In einer Volksarmee aus Wehrpflichtigen sind natürlich Stromstöße und ähnliche Methoden absolut unakzeptabel!
Aber wenn ich wehrpflichtigen Muttersöhnchen nicht das Höschen nassspritzen darf, habe ich als Soldatenausbilder ein echtes Problem.
Ich habe es damals wirklich nicht schlimm gefunden, desöfteren in voller Kampfmontur und Stiefeln in Seen und Schlammgruben "schwimmen gehen" zu müssen... Mit Folter hatte das nichts zu tun.
Wenn man sich ansieht, wie die soldatische Ausbildung in anderen Armeen aussieht, könnte man den Eindruck gewinnen, dass hier auf hohem Niveau gejammert wurde.
@McKiri
Meine Bundeswehrzeit ist schon eine Weile her, ich meine mich aber erinnern zu können, dass wir damals warm geduscht haben. Ich tue das übrigens heute noch. :D
naja, warmduscher nicht gerade, aber in keiner Aga wird ne Geiselname durchgenommen, das kommt in der Einsatz-Vorausbildung dran
abgesehen davon ist das Grundwehrdienstprinzip meiner meinung eh nur noch a) werbung fürn bund, nach der AGA wirds ja meißtens ganz lustig und b) irgendwer muss ja noch die Kasernen "bewachen" *hust*
Was will der Staat? Soldaten oder Warmduscher?
Wenn die Angeklagten dies wirklich getan haben, sind die beantragten Strafen angemessen. Soldaten sollen (und müssen!) auf kritische Situationen vorbereitet werden, aber so etwas kann man keinesfalls dulden!

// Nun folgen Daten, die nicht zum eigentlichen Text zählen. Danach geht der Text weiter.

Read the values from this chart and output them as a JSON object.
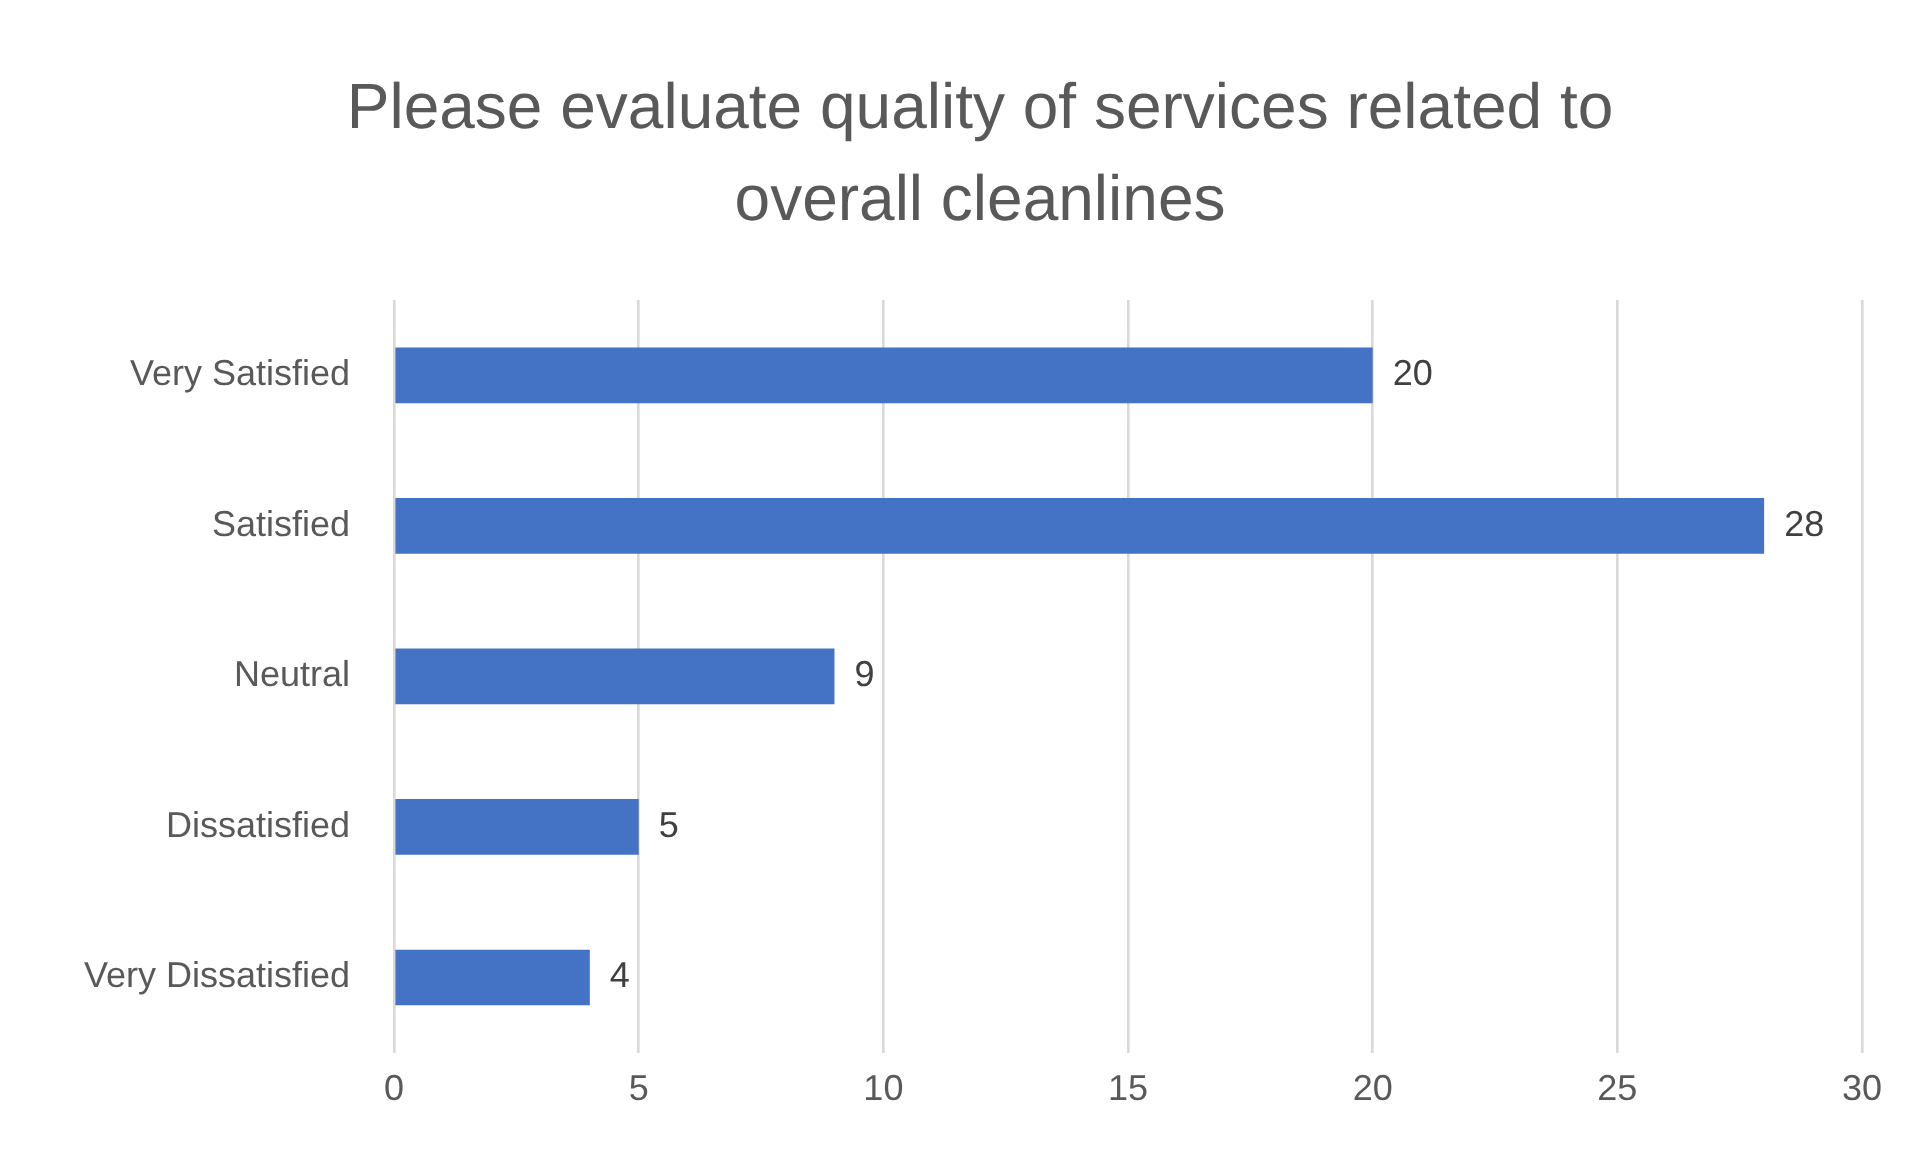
{
  "chart_data": {
    "type": "bar",
    "orientation": "horizontal",
    "title": "Please evaluate quality of services related to overall cleanlines",
    "categories": [
      "Very Satisfied",
      "Satisfied",
      "Neutral",
      "Dissatisfied",
      "Very Dissatisfied"
    ],
    "values": [
      20,
      28,
      9,
      5,
      4
    ],
    "color": "#4472c4",
    "xlim": [
      0,
      30
    ],
    "xticks": [
      0,
      5,
      10,
      15,
      20,
      25,
      30
    ],
    "grid": "x",
    "data_labels": true
  }
}
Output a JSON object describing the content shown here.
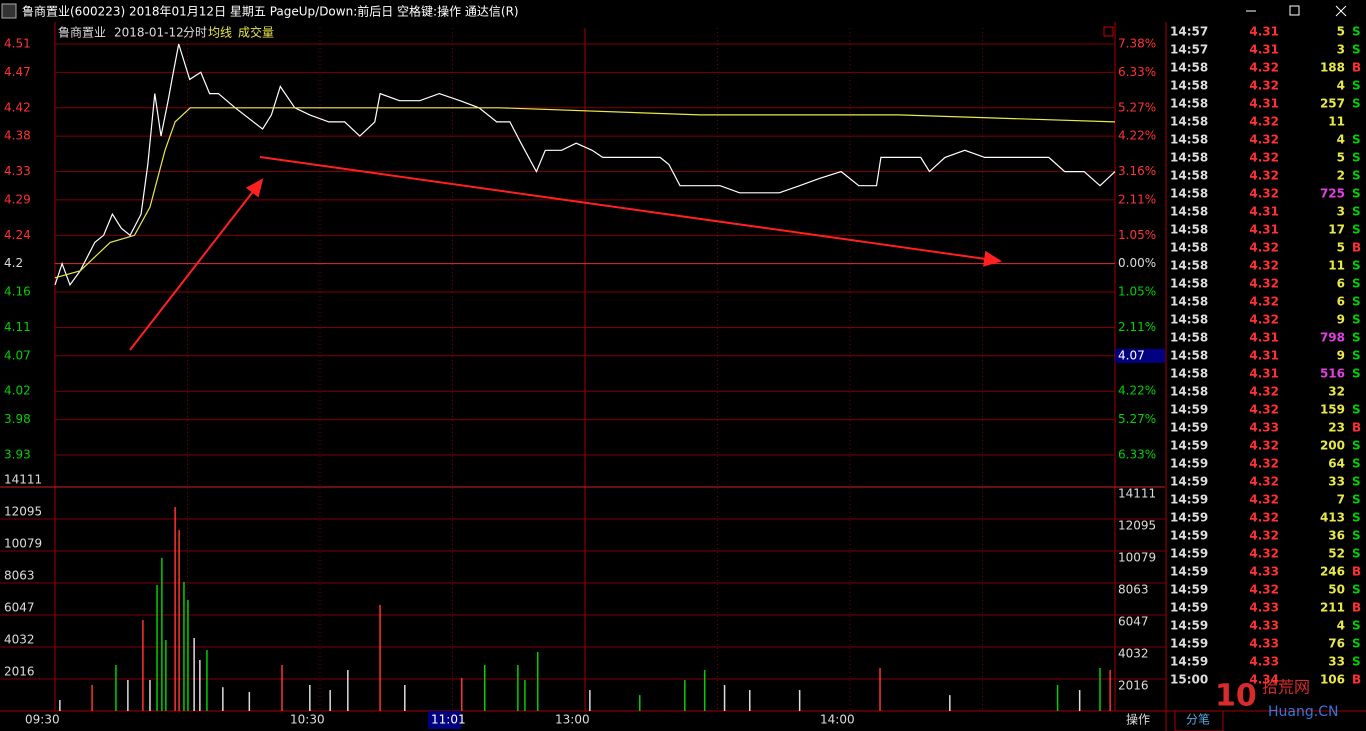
{
  "title_bar": "鲁商置业(600223) 2018年01月12日 星期五 PageUp/Down:前后日 空格键:操作 通达信(R)",
  "chart_data": {
    "type": "line",
    "header": {
      "name": "鲁商置业",
      "date": "2018-01-12",
      "mode": "分时",
      "avg_label": "均线",
      "vol_label": "成交量"
    },
    "xlim": [
      0,
      240
    ],
    "xticks": [
      {
        "value": 0,
        "label": "09:30"
      },
      {
        "value": 60,
        "label": "10:30"
      },
      {
        "value": 120,
        "label": "13:00"
      },
      {
        "value": 180,
        "label": "14:00"
      }
    ],
    "ylim": [
      3.93,
      4.51
    ],
    "yticks": [
      3.93,
      3.98,
      4.02,
      4.07,
      4.11,
      4.16,
      4.2,
      4.24,
      4.29,
      4.33,
      4.38,
      4.42,
      4.47,
      4.51
    ],
    "y_pct_labels": [
      "6.33%",
      "5.27%",
      "4.22%",
      "3.16%",
      "2.11%",
      "1.05%",
      "0.00%",
      "1.05%",
      "2.11%",
      "3.16%",
      "4.22%",
      "5.27%",
      "6.33%",
      "7.38%"
    ],
    "base_price": 4.2,
    "series": [
      {
        "color": "#ffffff",
        "x": [
          0,
          1.6,
          3.4,
          5.7,
          9,
          11,
          13,
          15,
          17,
          19.5,
          21,
          22.6,
          24,
          25.6,
          26.5,
          28,
          30.5,
          33,
          35,
          37,
          40.8,
          47,
          49,
          51,
          54.3,
          57.7,
          62,
          65.6,
          69,
          72.4,
          73.6,
          78,
          82.6,
          87,
          91.7,
          96,
          100,
          103,
          105.5,
          109,
          111,
          114.7,
          118,
          121.6,
          124,
          128,
          132,
          137,
          139,
          141.5,
          146,
          150.6,
          155,
          164,
          168.6,
          173,
          178,
          182,
          186,
          187,
          191.3,
          196,
          198,
          201.5,
          206,
          210.5,
          214,
          218.5,
          225,
          228.6,
          233,
          236.6,
          240
        ],
        "values": [
          4.17,
          4.2,
          4.17,
          4.19,
          4.23,
          4.24,
          4.27,
          4.25,
          4.24,
          4.27,
          4.34,
          4.44,
          4.38,
          4.43,
          4.46,
          4.51,
          4.46,
          4.47,
          4.44,
          4.44,
          4.42,
          4.39,
          4.41,
          4.45,
          4.42,
          4.41,
          4.4,
          4.4,
          4.38,
          4.4,
          4.44,
          4.43,
          4.43,
          4.44,
          4.43,
          4.42,
          4.4,
          4.4,
          4.37,
          4.33,
          4.36,
          4.36,
          4.37,
          4.36,
          4.35,
          4.35,
          4.35,
          4.35,
          4.34,
          4.31,
          4.31,
          4.31,
          4.3,
          4.3,
          4.31,
          4.32,
          4.33,
          4.31,
          4.31,
          4.35,
          4.35,
          4.35,
          4.33,
          4.35,
          4.36,
          4.35,
          4.35,
          4.35,
          4.35,
          4.33,
          4.33,
          4.31,
          4.33
        ]
      },
      {
        "color": "#e8e84a",
        "x": [
          0,
          5.7,
          12.5,
          18,
          21.5,
          24.9,
          27.2,
          30.6,
          37.4,
          55.5,
          100.8,
          146,
          191,
          240
        ],
        "values": [
          4.18,
          4.19,
          4.23,
          4.24,
          4.28,
          4.36,
          4.4,
          4.42,
          4.42,
          4.42,
          4.42,
          4.41,
          4.41,
          4.4
        ]
      }
    ],
    "volume": {
      "ylim": [
        0,
        14111
      ],
      "yticks": [
        2016,
        4032,
        6047,
        8063,
        10079,
        12095,
        14111
      ],
      "x": [
        1.1,
        8.4,
        13.8,
        16.5,
        19.9,
        21.5,
        23.1,
        24.2,
        25.1,
        27.2,
        28.1,
        29.2,
        30.1,
        31.5,
        32.8,
        34.4,
        38,
        44,
        51.4,
        57.7,
        62.3,
        66.3,
        73.6,
        79.2,
        92.1,
        97.3,
        104.8,
        106.4,
        109.3,
        121.1,
        132.4,
        142.6,
        147.1,
        151.6,
        157.3,
        168.6,
        186.8,
        202.6,
        227,
        232,
        236.6,
        238.9
      ],
      "values": [
        690,
        1640,
        2900,
        1950,
        5730,
        1950,
        7940,
        9640,
        4470,
        12850,
        11400,
        8130,
        7000,
        4600,
        3210,
        3840,
        1500,
        1200,
        2900,
        1640,
        1320,
        2580,
        6680,
        1640,
        2080,
        2900,
        2900,
        1950,
        3720,
        1320,
        1000,
        1950,
        2580,
        1640,
        1320,
        1320,
        2710,
        1000,
        1640,
        1320,
        2710,
        2580
      ],
      "colors": [
        "#dddddd",
        "#ff3232",
        "#00d000",
        "#dddddd",
        "#ff3232",
        "#dddddd",
        "#00d000",
        "#00d000",
        "#00d000",
        "#ff3232",
        "#ff3232",
        "#00d000",
        "#00d000",
        "#dddddd",
        "#dddddd",
        "#00d000",
        "#dddddd",
        "#dddddd",
        "#ff3232",
        "#dddddd",
        "#dddddd",
        "#dddddd",
        "#ff3232",
        "#dddddd",
        "#ff3232",
        "#00d000",
        "#00d000",
        "#00d000",
        "#00d000",
        "#dddddd",
        "#00d000",
        "#00d000",
        "#00d000",
        "#dddddd",
        "#dddddd",
        "#dddddd",
        "#ff3232",
        "#dddddd",
        "#00d000",
        "#dddddd",
        "#00d000",
        "#ff3232"
      ]
    },
    "cursor": {
      "price": 4.07,
      "time": "11:01"
    }
  },
  "tick_list": {
    "rows": [
      [
        "14:57",
        4.31,
        5,
        "S"
      ],
      [
        "14:57",
        4.31,
        3,
        "S"
      ],
      [
        "14:58",
        4.32,
        188,
        "B"
      ],
      [
        "14:58",
        4.32,
        4,
        "S"
      ],
      [
        "14:58",
        4.31,
        257,
        "S"
      ],
      [
        "14:58",
        4.32,
        11
      ],
      [
        "14:58",
        4.32,
        4,
        "S"
      ],
      [
        "14:58",
        4.32,
        5,
        "S"
      ],
      [
        "14:58",
        4.32,
        2,
        "S"
      ],
      [
        "14:58",
        4.32,
        725,
        "S"
      ],
      [
        "14:58",
        4.31,
        3,
        "S"
      ],
      [
        "14:58",
        4.31,
        17,
        "S"
      ],
      [
        "14:58",
        4.32,
        5,
        "B"
      ],
      [
        "14:58",
        4.32,
        11,
        "S"
      ],
      [
        "14:58",
        4.32,
        6,
        "S"
      ],
      [
        "14:58",
        4.32,
        6,
        "S"
      ],
      [
        "14:58",
        4.32,
        9,
        "S"
      ],
      [
        "14:58",
        4.31,
        798,
        "S"
      ],
      [
        "14:58",
        4.31,
        9,
        "S"
      ],
      [
        "14:58",
        4.31,
        516,
        "S"
      ],
      [
        "14:58",
        4.32,
        32
      ],
      [
        "14:59",
        4.32,
        159,
        "S"
      ],
      [
        "14:59",
        4.33,
        23,
        "B"
      ],
      [
        "14:59",
        4.32,
        200,
        "S"
      ],
      [
        "14:59",
        4.32,
        64,
        "S"
      ],
      [
        "14:59",
        4.32,
        33,
        "S"
      ],
      [
        "14:59",
        4.32,
        7,
        "S"
      ],
      [
        "14:59",
        4.32,
        413,
        "S"
      ],
      [
        "14:59",
        4.32,
        36,
        "S"
      ],
      [
        "14:59",
        4.32,
        52,
        "S"
      ],
      [
        "14:59",
        4.33,
        246,
        "B"
      ],
      [
        "14:59",
        4.32,
        50,
        "S"
      ],
      [
        "14:59",
        4.33,
        211,
        "B"
      ],
      [
        "14:59",
        4.33,
        4,
        "S"
      ],
      [
        "14:59",
        4.33,
        76,
        "S"
      ],
      [
        "14:59",
        4.33,
        33,
        "S"
      ],
      [
        "15:00",
        4.34,
        106,
        "B"
      ]
    ]
  },
  "tabs": [
    "操作",
    "分笔"
  ],
  "watermark": {
    "logo": "10",
    "site": "拾荒网",
    "url": "Huang.CN"
  }
}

Das eigentliche Problem liegt aber m.E. nach ganz woanders, nämlich in der "Führung" von Menschen. Mein Wehrdienst liegt mittlerweile ca. 20 Jahre zurück. Aber auch damals war es schon so, dass vor allem im Unteroffiziersbereich Menschen mit Führungsaufgaben betraut wurden, die zum einen noch nicht über genügend Lebenserfahrung (= nicht alt genug) und häufig auch nicht durch besondere Intelligenz hervorgeragt haben. Dies wurde dann durch Schreien oder sonstige dusslige Befehle kompensiert. ("ABC-Alarm" während der Ausbildung an der Waffe, als es nicht gleich klappte. Klasse, dann fehlte diese Zeit nämlich für eine vernünftige Ausbildung im Umgang mit der Waffe!). Hier müßte man ansetzen. Es gab auch damals schon welche, die das erkannt haben ("Entweder man führt - oder man schreit und führt!"). Und die (wenigen) Gruppen, die solche Führer hatten, haben in Leistungsvergleichen fast regelmäßig besser abgeschnitten.